Bees Help Grow Over 35 Percent of Our Food Crops. Meet the Woman Trying to Save Them.
By Jane Black
One June day in 2014, Beth Robertson-Martin found herself standing on a dirt road dividing two California tomato fields. On one side sat a farm that was nothing more than a 300-acre carpet of dried-out dirt. "It looked like a scene from Mad Max," she remembers. "Everything was dead." On the other side was a 6-foot-tall hedgerow, a tangle of white-blossomed milkweed, sunflowers and elderberry bushes that General Mills had planted alongside the tomatoes to create a habitat for bees, butterflies and other pollinators.
"That was the moment I knew this was what I was meant to do for the rest of my life," says Robertson-Martin, who works with farmers and other suppliers to source organic, sustainable ingredients for GM's brands, including Cascadian Farm, Muir Glen and Lärabar. "It wasn't just the vast field of tomatoes and that the flowers were blooming and gorgeous. I could hear the difference—the birds, the bees."

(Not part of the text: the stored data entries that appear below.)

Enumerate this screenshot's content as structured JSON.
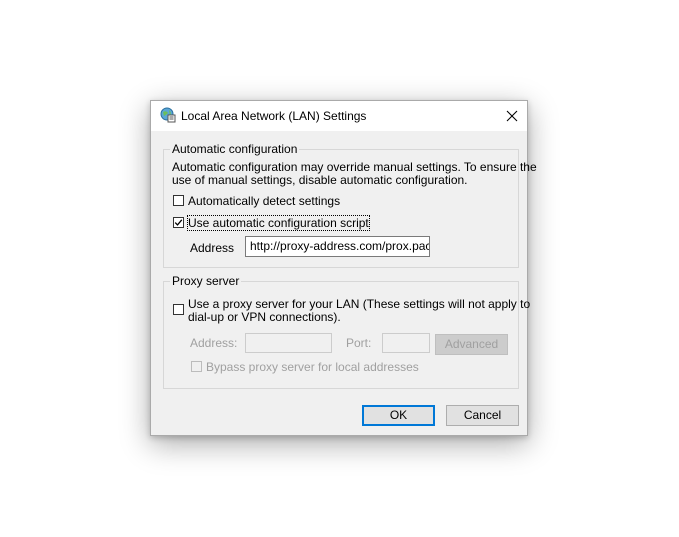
{
  "dialog": {
    "title": "Local Area Network (LAN) Settings",
    "title_icon": "globe-settings-icon",
    "close_label": "close"
  },
  "auto_config": {
    "group_label": "Automatic configuration",
    "description_line1": "Automatic configuration may override manual settings.  To ensure the",
    "description_line2": "use of manual settings, disable automatic configuration.",
    "detect_label": "Automatically detect settings",
    "detect_checked": false,
    "script_label": "Use automatic configuration script",
    "script_checked": true,
    "address_label": "Address",
    "address_value": "http://proxy-address.com/prox.pac"
  },
  "proxy": {
    "group_label": "Proxy server",
    "use_proxy_line1": "Use a proxy server for your LAN (These settings will not apply to",
    "use_proxy_line2": "dial-up or VPN connections).",
    "use_proxy_checked": false,
    "address_label": "Address:",
    "address_value": "",
    "port_label": "Port:",
    "port_value": "",
    "advanced_label": "Advanced",
    "bypass_label": "Bypass proxy server for local addresses",
    "bypass_checked": false
  },
  "buttons": {
    "ok_label": "OK",
    "cancel_label": "Cancel"
  }
}
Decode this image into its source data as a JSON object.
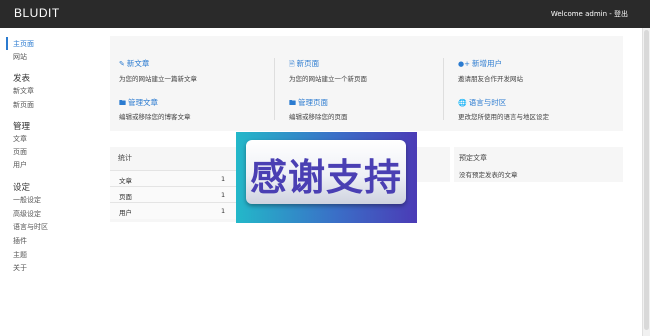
{
  "header": {
    "brand": "BLUDIT",
    "welcome_text": "Welcome admin - ",
    "logout_label": "登出"
  },
  "sidebar": {
    "items": [
      {
        "label": "主页面",
        "active": true
      },
      {
        "label": "网站"
      },
      {
        "label": "发表",
        "heading": true
      },
      {
        "label": "新文章"
      },
      {
        "label": "新页面"
      },
      {
        "label": "管理",
        "heading": true
      },
      {
        "label": "文章"
      },
      {
        "label": "页面"
      },
      {
        "label": "用户"
      },
      {
        "label": "设定",
        "heading": true
      },
      {
        "label": "一般设定"
      },
      {
        "label": "高级设定"
      },
      {
        "label": "语言与时区"
      },
      {
        "label": "插件"
      },
      {
        "label": "主题"
      },
      {
        "label": "关于"
      }
    ]
  },
  "quick_links": [
    {
      "title": "新文章",
      "icon": "pencil-icon",
      "desc": "为您的网站建立一篇新文章"
    },
    {
      "title": "新页面",
      "icon": "file-icon",
      "desc": "为您的网站建立一个新页面"
    },
    {
      "title": "新增用户",
      "icon": "user-plus-icon",
      "desc": "邀请朋友合作开发网站"
    },
    {
      "title": "管理文章",
      "icon": "folder-icon",
      "desc": "编辑或移除您的博客文章"
    },
    {
      "title": "管理页面",
      "icon": "folder-icon",
      "desc": "编辑或移除您的页面"
    },
    {
      "title": "语言与时区",
      "icon": "globe-icon",
      "desc": "更改您所使用的语言与地区设定"
    }
  ],
  "stats": {
    "title": "统计",
    "rows": [
      {
        "label": "文章",
        "value": "1"
      },
      {
        "label": "页面",
        "value": "1"
      },
      {
        "label": "用户",
        "value": "1"
      }
    ]
  },
  "scheduled": {
    "title": "预定文章",
    "empty_text": "没有预定发表的文章"
  },
  "overlay": {
    "text": "感谢支持"
  },
  "colors": {
    "accent": "#2b7bd0",
    "topbar": "#2a2a2a",
    "panel": "#f6f6f6"
  }
}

Her passion, approachability and disarming honesty are key traits that have made her such a successful advocate. On her watch, General Mills has invested more than $6 million to create and restore pollinator habitats on 73,000 acres of its suppliers' farms. She also helped spearhead a partnership with the Xerces Society and the University of Minnesota Bee Lab to contribute a total of $4 million to help farmers plant another 100,000 acres of bee-friendly habitat across the country by 2021. These initiatives make the Minneapolis-based company the biggest contributor to pollinator health in the U.S.